2015-10-28 Thread Christopher Schultz
Chris,

On 10/28/15 11:55 AM, chris derham wrote:
>> No, container BASIC authentication should be enabled, the container should
>> handle the authentication, but the browser should not show his ugly default
>> login dialog when I request resources from the REST-service with wrong
>> credentials.
>> When the REST-client (web-application in the browser) receives a failed
>> login with a WWW-Authenticate header, the default dialog of the browser will
>> be shown... that’s what I want to suppress.
>>
>> When I remove the (a)  or (b)   sending requests
>> with credentials will not work anymore (a: 403 forbidden; b: deployment
>> fails). But that's not a solution because the rest-service should be still
>> protected and I need to authenticate via "Authentication: Basic ."

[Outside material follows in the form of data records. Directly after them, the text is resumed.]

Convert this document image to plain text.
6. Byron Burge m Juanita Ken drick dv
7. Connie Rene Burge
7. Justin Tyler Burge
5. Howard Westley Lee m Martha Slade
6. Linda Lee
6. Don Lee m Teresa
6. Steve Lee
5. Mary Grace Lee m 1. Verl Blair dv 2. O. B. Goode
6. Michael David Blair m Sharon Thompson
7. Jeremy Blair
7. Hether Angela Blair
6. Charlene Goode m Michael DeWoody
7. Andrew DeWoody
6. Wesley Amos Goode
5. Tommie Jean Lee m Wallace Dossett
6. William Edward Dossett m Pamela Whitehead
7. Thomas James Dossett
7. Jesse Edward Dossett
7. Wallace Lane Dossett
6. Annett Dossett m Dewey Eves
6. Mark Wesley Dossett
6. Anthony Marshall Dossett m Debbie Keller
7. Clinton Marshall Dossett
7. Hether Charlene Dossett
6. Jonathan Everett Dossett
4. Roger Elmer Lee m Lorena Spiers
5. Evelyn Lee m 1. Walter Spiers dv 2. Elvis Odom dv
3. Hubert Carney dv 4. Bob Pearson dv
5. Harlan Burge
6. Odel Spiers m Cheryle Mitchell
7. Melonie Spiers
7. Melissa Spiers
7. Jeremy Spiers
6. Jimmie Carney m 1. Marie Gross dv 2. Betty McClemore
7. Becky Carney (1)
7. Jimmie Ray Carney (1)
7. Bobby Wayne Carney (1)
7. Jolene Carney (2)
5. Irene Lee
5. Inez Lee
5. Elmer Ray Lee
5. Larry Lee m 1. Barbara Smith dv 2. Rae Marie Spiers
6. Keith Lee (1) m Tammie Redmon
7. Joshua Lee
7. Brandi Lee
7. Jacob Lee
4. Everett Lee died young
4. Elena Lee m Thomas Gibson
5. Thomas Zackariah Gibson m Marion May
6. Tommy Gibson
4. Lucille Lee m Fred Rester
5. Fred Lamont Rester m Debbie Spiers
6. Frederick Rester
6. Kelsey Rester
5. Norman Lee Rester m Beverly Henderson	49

>> header send credentials, but I don't want to show the ugly browser-dialog to
>> the users.
>>
>> Using a AngularJS Client with REST-services based on tomcat should be a
>> common use-case, it could not be that I'm the first one who wants a custom
>> login-screen. :-/
>>
>> -torsten
> 
> Torsten,
> 
> Add an interceptor to AngularJS to detect the 401 and do whatever you
> want, e.g. redirect to a login page. Then when you have the
> credentials, submit to login rest api, get a token, and then make all
> other calls passing this token.
> 
> There are loads of examples on how to do this on the internet. This
> isn't tomcat specific.
> 
> function globalInterceptorResponse($injector, $q) {
> return {
> 'response': function (response) {
> return response;
> },
> 'responseError': function (rejection) {
> switch (rejection.status) {
> ...
> case 401:
> console.warn("Hit 401 - redirecting to login");
> window.location = '/login';
> break;
> ...
> default:
> console.warn(rejection);
> }
> return $q.reject(rejection);
> }
> };
> }
> globalInterceptorResponse.$inject = ['$injector', '$q'];
> 
> then in request config,
> 
> $httpProvider.interceptors.push(globalInterceptorResponse);

This won't work because the application doesn't get a chance to do
anything until Tomcat completes its authentication/authorization work.
If the application were handling the authentication/authorization, then
the original Filter would have worked.